Penalty orders are fines of up to level 4 on the standard scale of fines for summary offences, currently set at £2,500.  A penalty order may be used in relation to those offences too serious to warrant a reprimand, or where a lack of remorse or understanding is displayed.


This sanction may be considered where the following factors are present (this list is not exhaustive):


–                      Offence is too serious to warrant a reprimand

–                      Limited or lack of remorse

–                      Architect has benefitted financially from the offence


57.   All these three are applicable (though the financial benefit has been removed by the compensation paid).


58.   Suspension orders:


A suspension order may be imposed by the Committee for serious offences, but not so grave as to warrant erasure from the Register. Suspensions are for a maximum period of two years and the architect is automatically reinstated to the Register at the end of the suspension period. Any individual suspended from the Register cannot use the title ‘Architect’ in business or practice.


This sanction may be considered where the following factors are present (this list is not exhaustive):


–                      An offence so serious that a reprimand or penalty order would be insufficient to protect the public or the reputation of the profession

–                      Behaviour that is not fundamentally incompatible with continuing to be an architect

–                      No evidence of entrenched integrity issues

–                      The PCC is satisfied that the behaviour is unlikely to be repeated

–                      Conduct capable of being rectified

–                      Non-payment of a previously imposed penalty order


A suspension order is publicised for the period of suspension and a subsequent two years from the date of reinstatement.


59.   The Committee decided that a reprimand or penalty order is not sufficient to protect the reputation of the profession. However this was behaviour that in the view of the Committee is fundamentally incompatible with Mr Williams continuing to be an architect.


60.   Erasure orders:


Any individual erased from the Register is not permitted to use the title ‘Architect’ in business or practice [nor make any reference to membership or fellowship of RIBA.] An erasure order is publicised for a period of five years after the date of sanction.
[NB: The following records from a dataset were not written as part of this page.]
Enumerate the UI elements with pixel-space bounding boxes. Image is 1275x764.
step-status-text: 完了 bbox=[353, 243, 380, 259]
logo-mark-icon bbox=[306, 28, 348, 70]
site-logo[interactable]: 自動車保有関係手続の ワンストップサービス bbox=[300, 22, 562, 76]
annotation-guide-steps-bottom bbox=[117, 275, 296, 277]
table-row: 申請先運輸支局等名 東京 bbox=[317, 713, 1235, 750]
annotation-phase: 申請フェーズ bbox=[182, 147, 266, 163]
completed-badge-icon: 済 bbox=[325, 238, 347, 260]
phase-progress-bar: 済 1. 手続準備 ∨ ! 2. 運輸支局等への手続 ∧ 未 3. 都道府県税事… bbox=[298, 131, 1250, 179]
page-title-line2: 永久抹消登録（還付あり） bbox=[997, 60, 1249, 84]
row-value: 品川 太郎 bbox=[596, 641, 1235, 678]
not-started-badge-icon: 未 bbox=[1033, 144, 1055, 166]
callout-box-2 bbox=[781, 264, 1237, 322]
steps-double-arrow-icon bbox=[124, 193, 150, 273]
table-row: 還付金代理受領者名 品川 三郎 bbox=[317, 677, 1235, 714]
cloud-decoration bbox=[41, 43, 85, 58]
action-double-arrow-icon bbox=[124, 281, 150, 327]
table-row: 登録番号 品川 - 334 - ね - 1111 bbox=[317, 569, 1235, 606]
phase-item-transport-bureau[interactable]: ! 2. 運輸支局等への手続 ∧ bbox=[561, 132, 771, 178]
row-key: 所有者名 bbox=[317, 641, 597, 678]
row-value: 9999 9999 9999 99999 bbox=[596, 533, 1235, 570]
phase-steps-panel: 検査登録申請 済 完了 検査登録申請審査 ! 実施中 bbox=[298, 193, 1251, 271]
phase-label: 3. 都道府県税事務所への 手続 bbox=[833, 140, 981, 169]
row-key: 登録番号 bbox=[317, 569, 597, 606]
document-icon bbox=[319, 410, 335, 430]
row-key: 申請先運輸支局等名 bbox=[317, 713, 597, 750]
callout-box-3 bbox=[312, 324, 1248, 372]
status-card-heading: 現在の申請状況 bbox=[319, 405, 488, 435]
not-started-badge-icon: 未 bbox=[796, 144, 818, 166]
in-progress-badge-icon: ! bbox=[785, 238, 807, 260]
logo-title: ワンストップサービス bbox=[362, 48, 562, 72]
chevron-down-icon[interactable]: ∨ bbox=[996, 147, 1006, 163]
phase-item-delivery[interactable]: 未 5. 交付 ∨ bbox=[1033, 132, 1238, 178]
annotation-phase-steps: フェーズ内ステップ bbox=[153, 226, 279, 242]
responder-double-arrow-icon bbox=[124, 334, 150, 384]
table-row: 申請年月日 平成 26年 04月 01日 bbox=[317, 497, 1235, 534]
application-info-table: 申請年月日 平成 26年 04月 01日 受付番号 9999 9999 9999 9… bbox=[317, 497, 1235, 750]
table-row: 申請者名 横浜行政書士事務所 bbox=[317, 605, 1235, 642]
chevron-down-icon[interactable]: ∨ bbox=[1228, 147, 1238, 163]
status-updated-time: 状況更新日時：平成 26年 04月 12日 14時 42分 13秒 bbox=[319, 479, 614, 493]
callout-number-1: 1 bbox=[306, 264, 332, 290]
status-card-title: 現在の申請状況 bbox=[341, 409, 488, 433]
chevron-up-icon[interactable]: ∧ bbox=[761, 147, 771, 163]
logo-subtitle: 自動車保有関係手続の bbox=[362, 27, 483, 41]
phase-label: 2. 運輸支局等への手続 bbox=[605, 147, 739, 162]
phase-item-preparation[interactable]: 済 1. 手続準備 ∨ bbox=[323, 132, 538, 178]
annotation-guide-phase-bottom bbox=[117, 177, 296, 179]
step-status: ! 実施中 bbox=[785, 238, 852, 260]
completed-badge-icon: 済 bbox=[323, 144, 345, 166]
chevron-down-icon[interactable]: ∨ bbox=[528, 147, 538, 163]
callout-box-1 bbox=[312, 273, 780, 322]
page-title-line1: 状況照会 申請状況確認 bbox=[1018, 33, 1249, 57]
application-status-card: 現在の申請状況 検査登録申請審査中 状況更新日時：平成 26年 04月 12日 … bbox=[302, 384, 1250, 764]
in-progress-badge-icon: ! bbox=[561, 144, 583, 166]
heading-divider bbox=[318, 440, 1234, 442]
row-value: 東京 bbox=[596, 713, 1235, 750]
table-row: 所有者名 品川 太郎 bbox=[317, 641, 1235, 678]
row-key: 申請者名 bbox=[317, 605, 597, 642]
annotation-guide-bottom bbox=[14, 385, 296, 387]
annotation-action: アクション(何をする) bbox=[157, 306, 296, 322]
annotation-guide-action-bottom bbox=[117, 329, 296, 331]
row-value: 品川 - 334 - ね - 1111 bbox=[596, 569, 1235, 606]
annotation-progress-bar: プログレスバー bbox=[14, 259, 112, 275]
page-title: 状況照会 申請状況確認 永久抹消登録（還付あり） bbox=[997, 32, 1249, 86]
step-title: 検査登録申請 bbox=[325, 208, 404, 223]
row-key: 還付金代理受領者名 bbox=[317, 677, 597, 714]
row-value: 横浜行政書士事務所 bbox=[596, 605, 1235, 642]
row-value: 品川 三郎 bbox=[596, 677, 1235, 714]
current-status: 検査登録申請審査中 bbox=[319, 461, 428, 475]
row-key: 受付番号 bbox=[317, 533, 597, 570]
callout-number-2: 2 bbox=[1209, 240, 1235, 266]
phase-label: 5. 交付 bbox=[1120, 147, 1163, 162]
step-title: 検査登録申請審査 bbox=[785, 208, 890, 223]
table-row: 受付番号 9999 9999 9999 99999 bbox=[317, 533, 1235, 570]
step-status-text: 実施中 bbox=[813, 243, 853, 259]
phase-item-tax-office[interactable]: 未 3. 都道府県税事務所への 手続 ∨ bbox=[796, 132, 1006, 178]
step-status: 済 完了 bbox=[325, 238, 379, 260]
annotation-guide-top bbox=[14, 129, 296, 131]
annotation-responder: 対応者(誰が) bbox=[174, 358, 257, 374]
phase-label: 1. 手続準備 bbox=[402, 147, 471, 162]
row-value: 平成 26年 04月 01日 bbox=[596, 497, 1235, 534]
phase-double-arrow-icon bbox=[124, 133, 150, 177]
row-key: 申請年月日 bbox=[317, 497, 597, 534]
An erasure order may be imposed by the Committee for those offences that are so serious that only a permanent removal from the Register will protect the public and/or the reputation of the profession. Erasure from the Register is permanent, though an application may be made to the ARB for re-entry after no less than two years. The Committee may make a recommendation as to a minimum period of time before such an application should be considered.


This sanction may be considered where the following factors are present (this list is not exhaustive):


–                      A serious criminal offence

–                      Behaviour that is fundamentally incompatible with continuing to be an architect

–                      The PCC lacking confidence that a repeat offence will not occur

–                      Dishonesty or a severe lack of integrity

–                      A persistent lack of insight into the seriousness of actions or consequences

–                      Non-payment of a previously imposed penalty order


61.   This was a serious criminal offence of dishonesty. Only barely did Mr Williams escape a custodial sentence, and the Judge’s sentencing remarks indicated that he thought erasure would follow. This was a premeditated course of dishonesty, motivated, according to the sentencing Judge, by greed.


62.   The only possible sanction in this case is one of erasure, and the Committee so orders. The Committee’s recommendation as to a minimum period before an application can be made for readmission to the Register is five years.